When I say that support for the elimination of the BE was pseudoscientific, I mean this quite literally, and not as hyperbole for a vaguer assertion that the arguments for elimination were weak or incorrect. There was systematic abandonment of basic scientific and medical canons of reasoning. In my view, the arguments by the eliminationists were intellectually no sounder than claims that we routinely dismiss as pseudoscientific, such as the claims of astrology.

It is of course a potentially questionable and even desperate strategy to label one’s opponents as pseudoscientists and rhetoricians, and to suggest that a process claimed to be scientific was merely a masquerade of science. It is generally better to get on with the difficult scientific work necessary to advance understanding, and this work has been undertaken by investigators cited above. Nevertheless, I believe “pseudoscience” is the accurate description of what happened in the BE debate, and it deserves to be labeled as such. This was after all a debate about whether millions of people experiencing grief should or should not be considered by psychiatry to have a mental disorder. Pretending that there was a scientific dispute that went one way rather than another as opposed to a gross deviation from scientific standards of reasoning would be to distort reality and to further betray the individuals newly subject to diagnosis.

A hidden cost of the BE debacle is that, in spuriously disputing the non-disorder classification of the cases identified by the BE and placing those cases within major depression, the DSM-5 work group effectively prevented serious exploration of whether other, less immediately obvious candidates might also be normal sadness or grief rather than depressive disorder. Surely not everyone who experiences suicidal ideation or feels worthless is mentally disordered, yet a wider-ranging discussion of the boundary between major depression and normal sadness never occurred once the most scientifically supportable cases of normal sadness were spuriously reclassified. Recognizing the pseudoscientific status of the BE decision potentially opens up further discussion of other boundary questions.

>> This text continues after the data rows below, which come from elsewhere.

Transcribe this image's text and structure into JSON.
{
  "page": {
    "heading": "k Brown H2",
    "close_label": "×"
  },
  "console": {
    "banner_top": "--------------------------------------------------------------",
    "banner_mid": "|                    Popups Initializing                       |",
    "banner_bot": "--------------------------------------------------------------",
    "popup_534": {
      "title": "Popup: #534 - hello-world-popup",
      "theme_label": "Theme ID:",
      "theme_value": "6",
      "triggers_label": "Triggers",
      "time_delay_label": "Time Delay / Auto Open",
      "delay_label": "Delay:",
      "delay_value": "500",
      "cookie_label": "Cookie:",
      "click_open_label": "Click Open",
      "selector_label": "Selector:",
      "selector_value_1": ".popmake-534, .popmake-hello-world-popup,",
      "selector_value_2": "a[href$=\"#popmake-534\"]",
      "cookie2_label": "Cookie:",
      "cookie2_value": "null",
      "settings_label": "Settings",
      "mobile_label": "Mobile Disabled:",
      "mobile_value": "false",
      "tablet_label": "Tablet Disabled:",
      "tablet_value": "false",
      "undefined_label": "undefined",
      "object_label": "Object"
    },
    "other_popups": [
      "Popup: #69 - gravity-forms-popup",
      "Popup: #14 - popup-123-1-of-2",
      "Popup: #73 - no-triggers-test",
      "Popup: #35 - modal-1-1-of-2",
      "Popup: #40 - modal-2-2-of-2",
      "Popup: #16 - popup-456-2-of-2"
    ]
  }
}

The quality of the BE debate potentially has broader implications. The proposal to eliminate the BE was one of the most controversial in the DSMs history. This issue was “in the radar” of the Task Force Chair and Vice-Chair, who were confronted with a tidal wave of public challenges regarding this proposal. Thus, the quality of the BE discussion tells us something about the quality of the overall regulation of the DSM-5 revision process and the sorts of arguments that were taken as adequate for making decisions on proposals, although the quality of the scientific reasoning underlying DSM-5 revision proposals no doubt varied with the work groups and the individuals involved.

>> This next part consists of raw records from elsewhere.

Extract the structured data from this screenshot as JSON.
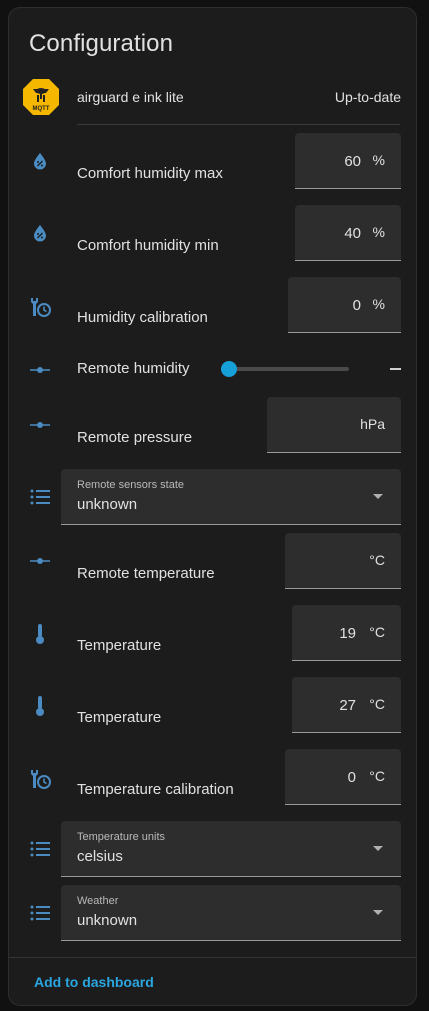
{
  "header": {
    "title": "Configuration"
  },
  "device": {
    "name": "airguard e ink lite",
    "status": "Up-to-date",
    "logo_text": "MQTT"
  },
  "rows": {
    "comfort_humidity_max": {
      "label": "Comfort humidity max",
      "value": "60",
      "unit": "%",
      "icon": "water-percent-icon"
    },
    "comfort_humidity_min": {
      "label": "Comfort humidity min",
      "value": "40",
      "unit": "%",
      "icon": "water-percent-icon"
    },
    "humidity_calibration": {
      "label": "Humidity calibration",
      "value": "0",
      "unit": "%",
      "icon": "wrench-clock-icon"
    },
    "remote_humidity": {
      "label": "Remote humidity",
      "value": "—",
      "icon": "ray-vertex-icon",
      "slider_fraction": 0
    },
    "remote_pressure": {
      "label": "Remote pressure",
      "value": "",
      "unit": "hPa",
      "icon": "ray-vertex-icon"
    },
    "remote_sensors_state": {
      "label": "Remote sensors state",
      "value": "unknown",
      "icon": "format-list-bulleted-icon"
    },
    "remote_temperature": {
      "label": "Remote temperature",
      "value": "",
      "unit": "°C",
      "icon": "ray-vertex-icon"
    },
    "temperature_1": {
      "label": "Temperature",
      "value": "19",
      "unit": "°C",
      "icon": "thermometer-icon"
    },
    "temperature_2": {
      "label": "Temperature",
      "value": "27",
      "unit": "°C",
      "icon": "thermometer-icon"
    },
    "temperature_calibration": {
      "label": "Temperature calibration",
      "value": "0",
      "unit": "°C",
      "icon": "wrench-clock-icon"
    },
    "temperature_units": {
      "label": "Temperature units",
      "value": "celsius",
      "icon": "format-list-bulleted-icon"
    },
    "weather": {
      "label": "Weather",
      "value": "unknown",
      "icon": "format-list-bulleted-icon"
    }
  },
  "footer": {
    "add_label": "Add to dashboard"
  },
  "colors": {
    "accent": "#2aa6e0",
    "icon": "#4a8bc2",
    "card": "#1c1c1c",
    "field": "#2d2d2d"
  }
}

Science is an achievement that requires discipline of the mind’s unruly elements, and pseudoscience is the use of the frame and vocabulary of science without the developed discipline of science. It is precisely the unruly antiscientific elements that are tempted to emerge in the DSM political process. Given emotionally charged issues such as grief and suicide risk for which many potential patients seek solace from mental health professionals, lack of quality control from a strong Chair may allow the revision process to spin out of control towards pseudoscience rather than the scientific evaluation of alternative hypotheses. The DSM-5 process in the case of the BE debate is a prototype and a cautionary tale of how a manual revision can thus quickly move psychiatry from science to pseudoscience, undermining rather than enhancing its status in the long run.